Seedling.Hypocotyl internode present (usually short), or absent. Mesocotyl absent. Seedling collar not conspicuous. Cotyledon hyperphyll elongated, or compact; assimilatory (sometimes when elongated), or non-assimilatory; when elongated, more or less circular in t.s. Coleoptile present (e.g. Aristea), or absent. Seedling cataphylls present (e.g. Neomarica), or absent. First leaf ensiform. Primary root ephemeral.
Physiology, biochemistry. Cyanogenic, or not cyanogenic (usually). Alkaloids present (commonly), or absent. Arthroquinones detected (Gladiolus, Libertia); polyacetate derived. Proanthocyanidins present (in 3 genera), or absent (more often); when present, cyanidin and delphinidin. Flavonols present (e.g. Gladiolus), or absent (mostly); when present, kaempferol and quercetin. Ellagic acid absent. Arbutin absent. Saponins/sapogenins present, or absent. C3. C3 physiology recorded directly in Iris, Sisyrinchium. Anatomy non-C4 type (Sisyrinchium).

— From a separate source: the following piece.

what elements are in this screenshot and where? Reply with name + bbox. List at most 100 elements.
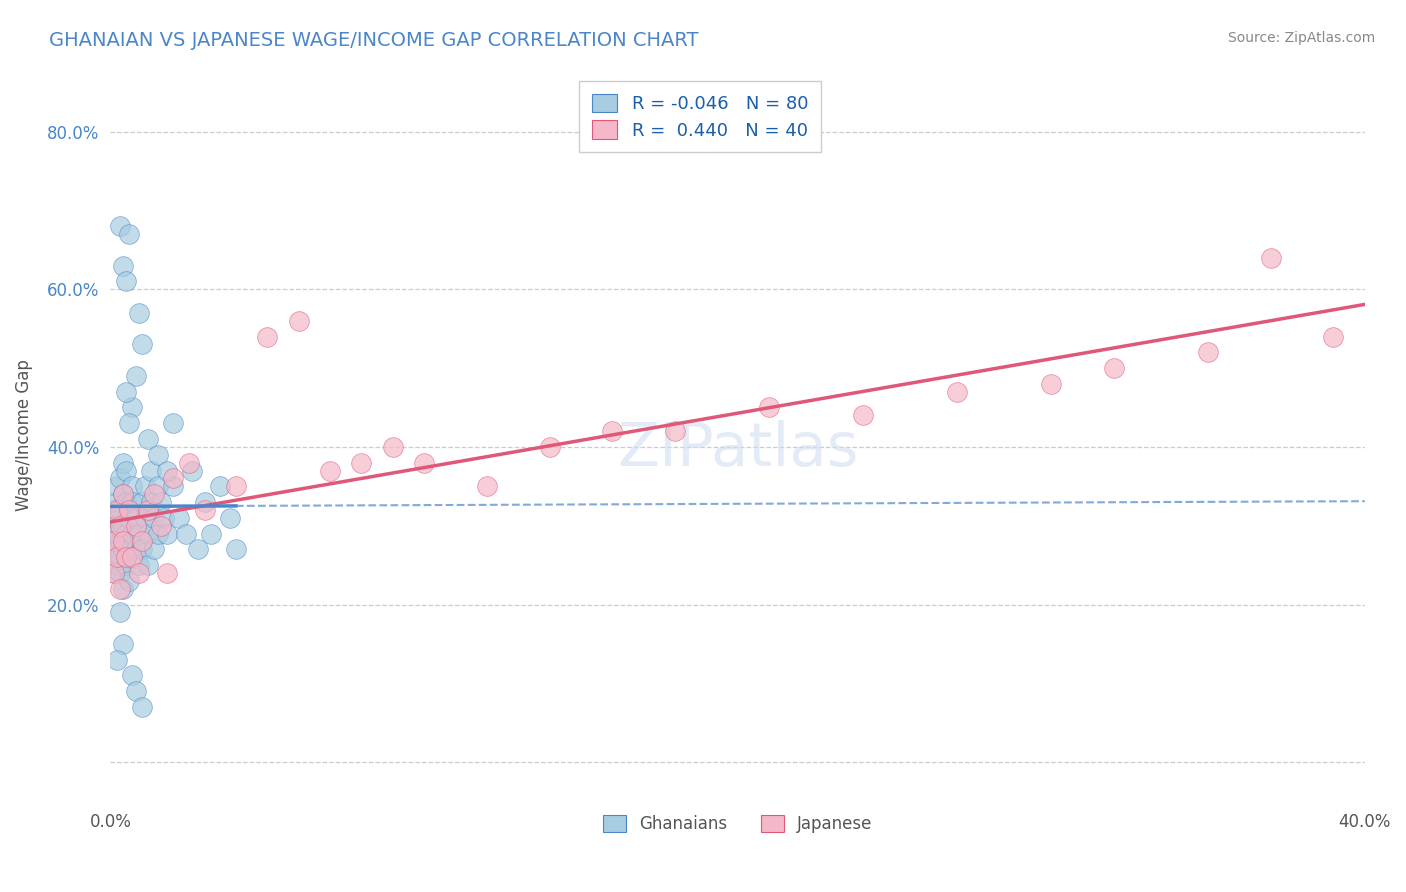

Geography, cytology. Holarctic, Paleotropical, Neotropical, Cape, and Australian. Temperate to tropical. Almost cosmopolitan, but lacking from frigid zones and northern Eurasia. X = 3–19 (or more).
Taxonomy.Subclass Monocotyledonae. Dahlgren et al. Superorder Liliiflorae; Liliales. APG 3 core angiosperms; Superorder Lilianae; non-commelinid Monocot; Order Asparagales.
Species 1800. Genera 92; Ainea, Alophia, Anomatheca, Aristea,Babiana, Barnardiella, Belamcanda, Bobartia, Calydorea,Cardenanthus, Chasmanthe, Cipura, Cobana, Crocosmia,Crocus, Cypella, Devia, Dierama, Dietes, Diplarrhena,Duthiastrum, Eleutherine, Ennealophus, Ferraria, Fosteria,Freesia, Galaxia, Geissorhiza, Gelasine, Geosiris,Gladiolus, Gynandriris, Herbertia, Hermodactylus, Hesperantha,Hesperoxiphion, Hexaglottis, Homeria, Homoglossum, Iris,Isophysis, Ixia, Kelissa, Klattia, Lapeirousia,Lethia, Libertia, Mastigostyla, Melasphaerula, Micranthus,Moraea, Nemastylis, Neomarica, Nivenia, Olsynium,Onira, Orthrosanthus, Pardanthopsis, Patersonia, Pillansia,Pseudotrimezia, Radinosiphon, Rheome, Roggeveldia, Romulea,Savannosiphon, Schizostylis, Sessilanthera, Sisyrinchium,Solenomelus, Sparaxis, Sympa, Syringodea, Tapeina,Thereianthus, Tigridia, Trimezia, Tritonia, Tritoniopsis,Tucma, Watsonia, Wisenia, Zygotritonia.
Economic uses, etc. Numerous ornamentals, plus orris root (from Iris rhizomes) and saffron dye (from Crocus stigmas).